腳底的藤蔓像是聽懂了她的話,乖順地捲起那具死透的屍體,直接喂進了旁邊的地縫口。
當晚,邊境下起了一場罕見的黑雨。
慕雲歌披著一件擋風的鬥篷走出營帳,便看到鳳玄淩正孤零零地站在泥濘裡。
他手裡捧著個粗陋的陶罐,正耐心地承接那些混合了敵軍血氣的雨水,然後一罐罐地澆灌進營帳周圍的蟲穴裡。
“龍氣都快漏光了,你還折騰這些死人的血!”慕雲歌走上前,毫不客氣地一腳踹翻了他手裡的陶罐。
陶罐破碎,血紅色的泥水濺了鳳玄淩滿臉。
鳳玄淩抹了一把臉上的雨水,不僅不惱,反而笑著拽住她的裙襬,指著腳下的泥土。
慕雲歌低頭看去,隻見那些被血水澆灌過的地方,竟然頂開了堅硬的凍土,探出了一朵朵潔白無瑕的淨塵蓮。

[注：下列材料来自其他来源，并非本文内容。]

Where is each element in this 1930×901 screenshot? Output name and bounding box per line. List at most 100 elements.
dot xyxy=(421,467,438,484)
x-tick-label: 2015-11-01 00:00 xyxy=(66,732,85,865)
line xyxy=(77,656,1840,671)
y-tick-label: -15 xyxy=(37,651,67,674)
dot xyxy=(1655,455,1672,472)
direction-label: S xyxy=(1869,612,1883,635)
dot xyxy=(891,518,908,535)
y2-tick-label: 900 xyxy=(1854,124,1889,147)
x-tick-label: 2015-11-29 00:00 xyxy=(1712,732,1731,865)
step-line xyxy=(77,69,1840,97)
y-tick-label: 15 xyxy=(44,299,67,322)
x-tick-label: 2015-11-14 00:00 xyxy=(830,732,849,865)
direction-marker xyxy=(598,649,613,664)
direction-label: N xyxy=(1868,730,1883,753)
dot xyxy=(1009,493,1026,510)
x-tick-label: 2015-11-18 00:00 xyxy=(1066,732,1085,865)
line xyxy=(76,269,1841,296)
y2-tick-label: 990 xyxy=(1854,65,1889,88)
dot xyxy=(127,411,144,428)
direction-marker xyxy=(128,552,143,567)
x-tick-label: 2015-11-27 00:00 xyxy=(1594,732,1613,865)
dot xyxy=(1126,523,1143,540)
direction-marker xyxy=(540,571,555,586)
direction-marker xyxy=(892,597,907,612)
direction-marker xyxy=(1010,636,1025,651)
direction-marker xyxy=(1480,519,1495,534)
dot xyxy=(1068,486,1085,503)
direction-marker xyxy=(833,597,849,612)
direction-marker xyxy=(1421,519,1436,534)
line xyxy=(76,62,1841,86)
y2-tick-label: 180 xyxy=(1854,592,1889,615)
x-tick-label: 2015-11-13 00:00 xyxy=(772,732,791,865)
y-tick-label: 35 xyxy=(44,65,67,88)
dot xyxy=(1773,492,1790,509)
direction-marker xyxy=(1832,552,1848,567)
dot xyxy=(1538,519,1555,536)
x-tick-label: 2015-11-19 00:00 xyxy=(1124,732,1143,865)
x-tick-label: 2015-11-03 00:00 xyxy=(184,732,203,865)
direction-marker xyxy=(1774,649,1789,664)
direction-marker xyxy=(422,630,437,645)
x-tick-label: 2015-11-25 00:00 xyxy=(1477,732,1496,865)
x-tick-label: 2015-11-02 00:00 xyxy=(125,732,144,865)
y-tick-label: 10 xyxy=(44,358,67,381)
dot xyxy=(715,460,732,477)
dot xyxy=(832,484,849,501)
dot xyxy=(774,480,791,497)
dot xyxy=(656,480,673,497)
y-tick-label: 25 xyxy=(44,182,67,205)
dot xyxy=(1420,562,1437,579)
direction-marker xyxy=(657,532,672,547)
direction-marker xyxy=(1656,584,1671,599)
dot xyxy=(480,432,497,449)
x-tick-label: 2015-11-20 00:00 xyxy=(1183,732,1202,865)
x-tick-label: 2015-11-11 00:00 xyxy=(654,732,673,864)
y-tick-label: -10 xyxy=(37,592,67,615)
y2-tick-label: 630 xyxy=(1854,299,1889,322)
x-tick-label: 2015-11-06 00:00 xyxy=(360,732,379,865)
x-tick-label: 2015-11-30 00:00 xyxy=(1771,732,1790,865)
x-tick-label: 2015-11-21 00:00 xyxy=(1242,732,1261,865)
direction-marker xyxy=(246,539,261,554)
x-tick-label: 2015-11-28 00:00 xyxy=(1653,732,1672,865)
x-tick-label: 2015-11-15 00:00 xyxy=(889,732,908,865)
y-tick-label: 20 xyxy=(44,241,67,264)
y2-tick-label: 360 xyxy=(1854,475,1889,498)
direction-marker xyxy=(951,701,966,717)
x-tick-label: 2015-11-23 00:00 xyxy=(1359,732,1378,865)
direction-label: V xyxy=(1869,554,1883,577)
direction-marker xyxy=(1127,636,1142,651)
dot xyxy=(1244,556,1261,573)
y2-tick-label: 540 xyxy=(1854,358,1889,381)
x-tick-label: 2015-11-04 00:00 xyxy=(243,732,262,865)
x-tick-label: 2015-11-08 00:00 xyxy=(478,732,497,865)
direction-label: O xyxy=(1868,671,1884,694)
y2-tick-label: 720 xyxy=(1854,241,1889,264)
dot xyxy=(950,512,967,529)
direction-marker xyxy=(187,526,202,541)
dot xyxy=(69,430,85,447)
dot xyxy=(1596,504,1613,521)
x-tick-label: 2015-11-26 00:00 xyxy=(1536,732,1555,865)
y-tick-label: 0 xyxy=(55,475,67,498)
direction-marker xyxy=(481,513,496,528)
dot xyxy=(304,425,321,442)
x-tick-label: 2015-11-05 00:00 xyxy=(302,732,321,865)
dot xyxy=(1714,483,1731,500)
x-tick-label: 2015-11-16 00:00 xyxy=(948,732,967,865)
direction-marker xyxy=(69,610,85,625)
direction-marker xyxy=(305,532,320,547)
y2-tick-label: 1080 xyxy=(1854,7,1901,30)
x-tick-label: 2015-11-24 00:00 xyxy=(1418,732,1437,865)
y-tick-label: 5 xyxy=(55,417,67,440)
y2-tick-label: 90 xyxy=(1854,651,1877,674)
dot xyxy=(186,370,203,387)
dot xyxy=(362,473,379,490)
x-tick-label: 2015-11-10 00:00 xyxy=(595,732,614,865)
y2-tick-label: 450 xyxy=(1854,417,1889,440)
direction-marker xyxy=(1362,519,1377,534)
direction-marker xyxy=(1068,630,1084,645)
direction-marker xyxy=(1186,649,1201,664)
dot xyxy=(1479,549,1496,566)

每一朵蓮心的花蕊,都自然而然地扭曲成了四個極小的篆字——“慕歌永昌”。
“這是地脈給的回禮。”鳳玄淩的聲音被雨聲掩蓋,帶著一絲偏執的溫柔,“它說,它喜歡你給的‘甜頭’。”
回到營帳,慕雲歌隻覺得渾身脫力。
她隨手掀開枕頭想尋那顆定神的藥丸,指尖卻觸到了一個冰涼堅硬的東西。
那是半片龍骨。
龍骨上刻著一副詭異卻又溫馨的圖:兩個白嫩嫩的奶娃娃,一人手裡攥著個奶瓶,正坐在累累白骨堆成的小山上,把那些麵目猙獰的北狄將領當球踢。
地縫裡滲出一縷清泉,在桌麵上扭曲成一行水紋。
那是“憫”的意識在跳躍:【下次毒放甜湯裡,他愛喝,我也不嫌苦。】
慕雲歌失笑,搖了搖頭看向窗外。
北狄王帳所在的營地,此刻已經被瘋狂生長的藤蔓完全覆蓋。
那些曾經象征侵略的牛皮帳篷,在藤蔓的揉捏下,竟然變成了一個個巨大而滑稽的球形玩具屋,屋簷下不知何時掛滿了北狄王室的頭盔,風一吹,叮咚作響,像極了孩子床頭的撥浪鼓。
慕雲歌收回目光,剛打算熄燈歇息,卻冇由來自覺指尖微微發燙。
她習慣性地將意識沉入識海,去檢查那片與她靈魂共生的藥田。